Online misinformation that led to Capitol siege is 'radicalization,' say researchers
By Elizabeth Culliford (Reuters) - Online misinformation that led to violent unrest at the Capitol last week has gone beyond false claims and has reached the point of 'radicalization,' researchers told a Reuters Next panel on Tuesday.
By Elizabeth Culliford
(Reuters) - Online misinformation that led to violent unrest at the Capitol last week has gone beyond false claims and has reached the point of "radicalization," researchers told a Reuters Next panel on Tuesday.
"This is not about false claims, or even conspiracies, but many of the people at the Capitol are now part of a completely alternate reality," said Claire Wardle, co-founder of anti-disinformation non-profit First Draft.
She added that people must stop thinking about online conspiracies as existing separately from real-world harm: "They're not just sitting at home in their pajamas clicking 'yes I agree,' they're out there with ... guns and pipe bombs."
Violent rhetoric on online platforms ramped up in the weeks before last week's unrest at the Capitol as right-wing groups planned openly for the storming of the Capitol, according to researchers and public postings.
Wardle and Graham Brookie, director of the Atlantic Council's Digital Forensic Research Lab, both emphasized that these conspiracy theories would outlast the Trump administration and said it would likely play into upcoming events such as the rollout of the COVID-19 vaccine.
"One of the biggest trends that we saw throughout 2020 was this convergence of different types of conspiracy theories," said Brookie, on the panel moderated by Reuters Fact Check senior producer Christina Anagnostopoulos.
After the unrest, tech companies scrambled to crack down on baseless claims of election fraud and content that could incite violence.
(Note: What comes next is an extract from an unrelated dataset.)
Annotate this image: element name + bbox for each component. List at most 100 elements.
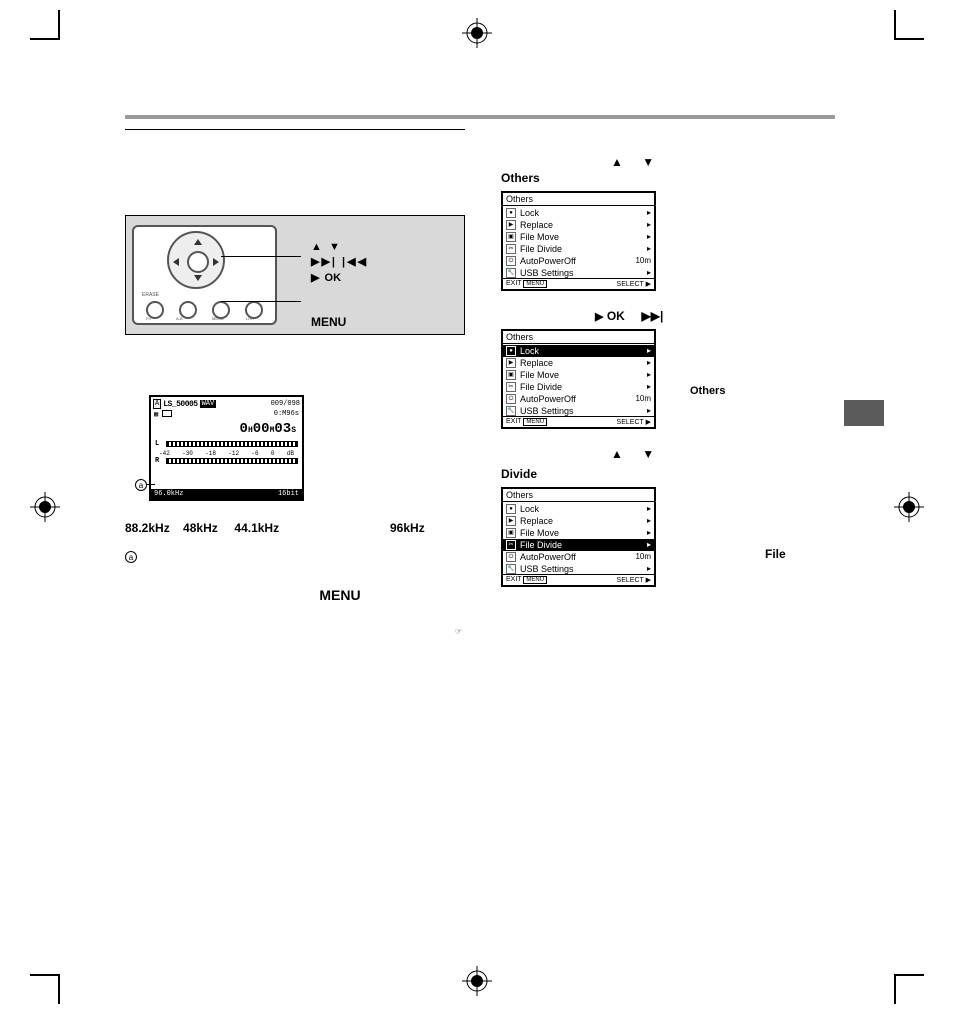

Twitter Inc and Facebook Inc last week blocked Trump's accounts, while Amazon Web Services and the major app stores cut off social media network Parler.
However, the researchers criticized the reactive nature of tech giants' actions.
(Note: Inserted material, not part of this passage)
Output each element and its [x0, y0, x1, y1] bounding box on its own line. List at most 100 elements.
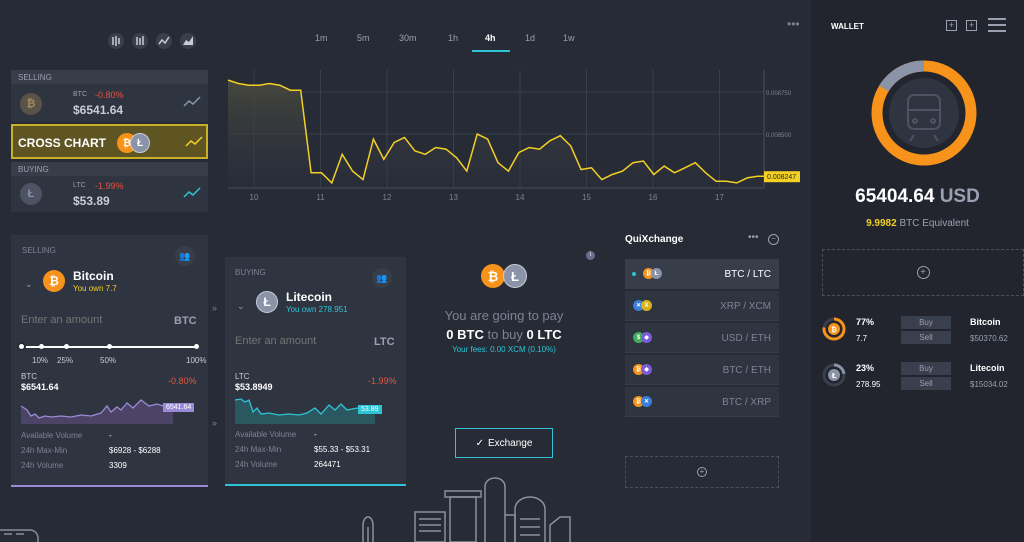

"I'm so frustrated they are taking knee-jerk decisions in the middle of an insurrection," said Wardle, who said she was concerned about the lack of transparency and oversight around these decisions.
On Monday, Facebook said it would ban content with the phrase 'stop the steal,' which has become a rallying cry around pro-Trump baseless claims of election fraud, before President-elect Joe Biden's Jan. 20 inauguration.
The FBI has warned of armed protests being planned for Washington and all 50 U.S. state capitals in the run-up to the inauguration, a federal law enforcement source told Reuters.
In a Reuters Next panel on Monday, Camille Francois, chief innovation officer at social media analytics firm Graphika and Preston Golson, director at strategic advisory firm Brunswick Group also emphasized the growing threat of real-world harms from online disinformation in corporate industries, likening its spread to "a forest fire" taking hold on combustible material.